Ah yes, where was I?
I woke up and immediately felt that there was something wrong. The fibers of my being tingled with the anticipation of horror. And I would not be disappointed. Well, I was disappointed but not for lack of horror. As I rubbed my eyes in the wee hours of the morning, I caught errant food wrappers blowing in the wind. Hm, those food wrappers look very familiar.
I walked out of my friend’s tent that I had been sleeping in (from the night before when I was too terrified of the bison and the Three Horsemen of the Apocalypse traipsing through camp) and saw that my backpack appeared askew and suspiciously empty.
It took a few seconds of basic deductive skills but then I realized what had happened and ran to my backpack to confirm my suspicions.
Yep. All of my food: gone.
THOSE DAMN FOXES. I had thought they were so adorable and cute the day before but now I wanted to make nice little fox muffs out of them.
I don’t know if I have mentioned this before but I am a high-maintenance eater through a poor grab-bag of genetics that happened when I was conceived – THANKS MOM AND DAD. I am allergic to gluten and dairy and thus, mostly subsist on dairy-free and gluten-free items made by hippies. It also tends to double as bird food. And, as was the case during this backpacking trip, fox food. The point is, my special diet (or “funny diet” as my friend puts it) is expensive. I lost twenty dollars worth of food in one go. My wallet just made a sad face when I typed that out.

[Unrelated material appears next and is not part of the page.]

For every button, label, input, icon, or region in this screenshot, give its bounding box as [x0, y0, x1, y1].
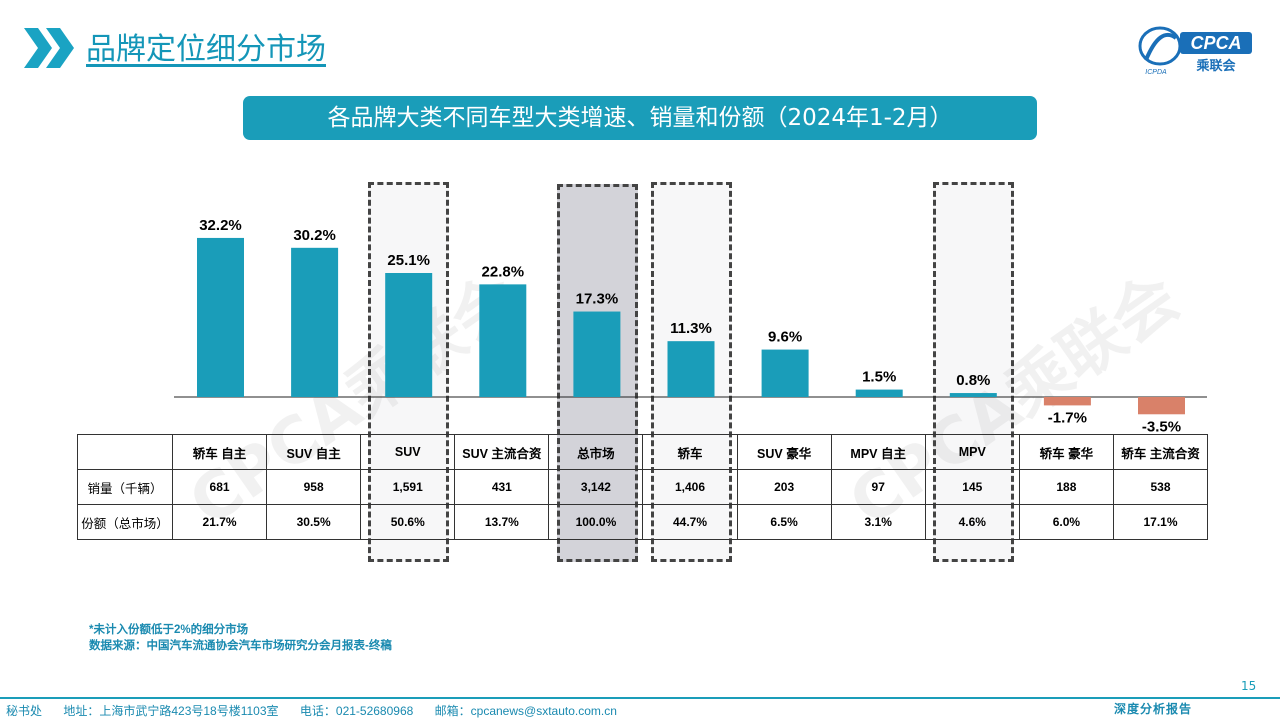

The foxes ate well, I can assure you. They went into my bag with their muddy little paws and just ran off with the entire bag of food. Yeah, I hear all you backpacking experts yelling at me, “ROOOOOKIE MISTAKE!! AHAHAHA YOU DESERVED IT, DUMMY.”
Well, at the other campsite, I tied my food away from where I was sleeping in a tree. In my sleepless delirium and bison-induced terror, I had forgotten to put my food into a safe area. Or, as we all saw that morning, into the FOOD LOCKERS on the other side of the campsite. Ah, well. Because I would starve otherwise, I had to make the entire camping group trek to the airport again so I could get a few things to tide me over. The whole time I was swearing about those stupid foxes and their stupid scavenging ways.
Then, a little later, I remembered how cute foxes are and got less mad. They were just doing their job of being sneaky little foxes and my gluten-free food probably fed a newborn fox. So, good job me!!!!! I fed foxes. I hope they got poisoned and die.
JUST KIDDING. I love animals. They’re probably fine, guys. Let’s get back to who was truly affected here: ME.
We made it to the airport restaurant at which point I ate something that tripped one of my allergy wires and immediately felt ill. Unfortunately, on the trail, there is no room for whining so I ate 45132434 TUMS and carried on. Plus, I knew I could come back and whine on my blog.
Finally, we arrived at our final campsite after 32 ish miles of mountain hiking and I set up my tent. My knee had ballooned to three times its normal size and I had to have my friend act as my crutch. Other people on the island seemed concerned that I was limping around like an injured prey animal but I waved them off. Secretly, I was crying inside because I was in so much pain. I couldn’t bend my knee so I got some help putting up my tent and went inside to rest. I decided that my food would only be safe if I slept with it in my pillow. WRONG. I should have just gone back to my wisdom of Day 1 and tied it in a tree.
During the night, a single fox came up to the tent. I was asleep and then I heard slow, shuffling feet coming close to me. I opened my eyes and saw a small shape outside of my tent and immediately grabbed my flashlight; it was a stupid fox!! And when I shined my flashlight at it, it looked at me like, “LOLWUT?” I had to hiss at it to make it go away. (I’m not sure why that was my instinctive anti-fox noise, it just came out.) However, a few minutes later, it was back and this time I yelled at it and it scampered off. Then, I set my flashlight up so it would partly illuminate the area outside my tent. I thought this would be a deterrent. And it was! For foxes, anyway.
Not more than twenty or so minutes of drifting into a light sleep, I heard a mewing noise. My ears pricked up because any cat-like sound attracts my attention. I shined my flashlight and a deer was just walking through the campsite and looked as if it were on its way to my tent. So I shooed it away. DAMN, NATURE, GET AWAY.
Have I mentioned how nice it is to be in a place where the wildest animal I have to deal with is my father?